L’équation des victoires politiques futures se trouve pourtant de ce côté-là. Elle exige de se détourner des logiques de renoncement qui ont mené à tous les échecs des deux dernières décennies. De faire corps avec le mouvement populaire dans toutes les échéances qui se profilent, à commencer par le rendez-vous de la défense de la retraite à 60 ans, laquelle ne peut être dissociée de l’exigence d’une redistribution radicale des richesses. D’oser affronter la vulgate dominante afin de faire de la satisfaction des attentes du plus grand nombre la priorité de l’action publique. De reprendre la main sur l’économie, au moyen de la nationalisation des grandes banques et de la réappropriation publique de tous les secteurs d’activité correspondant à des besoins fondamentaux des populations. D’opposer à l’hyper-présidentialisme sarkozyen et à la future contre-réforme des collectivités territoriales le besoin d’une grande révolution démocratique, passant par l’instauration d’une VI° République, parlementaire, sociale, laïque. De rompre enfin avec la construction libérale de l’Europe, dans les clous de laquelle aucune politique de transformation ne pourra jamais être conduite, et qui révèle aujourd’hui à quel point elle fait le jeu que des banques d’affaires et des fonds spéculatifs internationaux.

La responsabilité primordiale du Front de gauche

Parce qu’il a su s’imposer comme la troisième composante – incontournable – de la gauche, quoiqu’il n’ait pas bénéficié de la dynamique escomptée du fait de l’importance du taux d’abstention et de la pression du « vote utile » en faveur du Parti socialiste, parce qu’il a su porter les couleurs du rassemblement des anticapitalistes, le Front de gauche sera un acteur essentiel du débat qui s’ouvre à gauche. C’est la raison pour laquelle il ne saurait prendre le risque de décevoir !

Il lui appartient de s’enraciner dans les mobilisations sociales. Il lui faut s’élargir à toutes les forces acquises à l’idée d’une reconstruction d’une gauche digne de ce nom au cœur de la gauche et, en tout premier lieu, aux acteurs syndicaux ou associatifs en recherche d’un débouché à leurs engagements de terrain. Il lui incombe de dépasser une existence seulement rythmée par les échéances électorales, pour commencer à affirmer un projet de société restituant la cohérence d’ensemble de son action. Et il doit porter dans le débat public une offre politique permettant à la gauche de redevenir la gauche. L’avenir n’est, en effet, ni dans la reproduction des impasses mortifères du social-libéralisme, ni dans la recherche d’une recomposition au centre qui tuerait instantanément tout espoir de changement et ruinerait davantage encore le crédit de la politique en dissolvant le clivage entre gauche et droite. Il réside dans l’avènement d’un nouveau Front populaire, adapté aux conditions de l’époque.

J’utilise cette formule à dessein. Non par illusion qu’il serait possible de reproduire une tentative appartenant à un passé déjà lointain, ou par ignorance des aspects pour le moins négatifs de cette expérience d’une majorité de gauche qui s’acheva dans la désagrégation de la République.
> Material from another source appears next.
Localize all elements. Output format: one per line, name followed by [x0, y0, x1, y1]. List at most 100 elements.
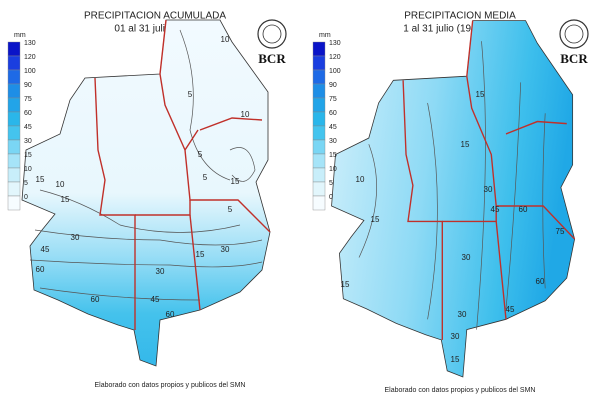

Mais avec pour principal souci de définir une perspective de nature à répondre vraiment au message qui vient de sortir des urnes. Une perspective qui, à la différence de toutes les alternances du passé, s’appuierait sur la mobilisation du peuple, se rassemblerait autour d’un programme de combat contre l’ordre établi, manifesterait sa capacité à faire converger la réflexion des militants du mouvement social avec la démarche propre des forces politiques.

Évoquer tous ces points ne fait, au fond, que renforcer à mes yeux la nécessité d’aller vers ces Assises du Front de gauche, dont notre Gauche unitaire a suggéré l’organisation d’ici la fin de l’année.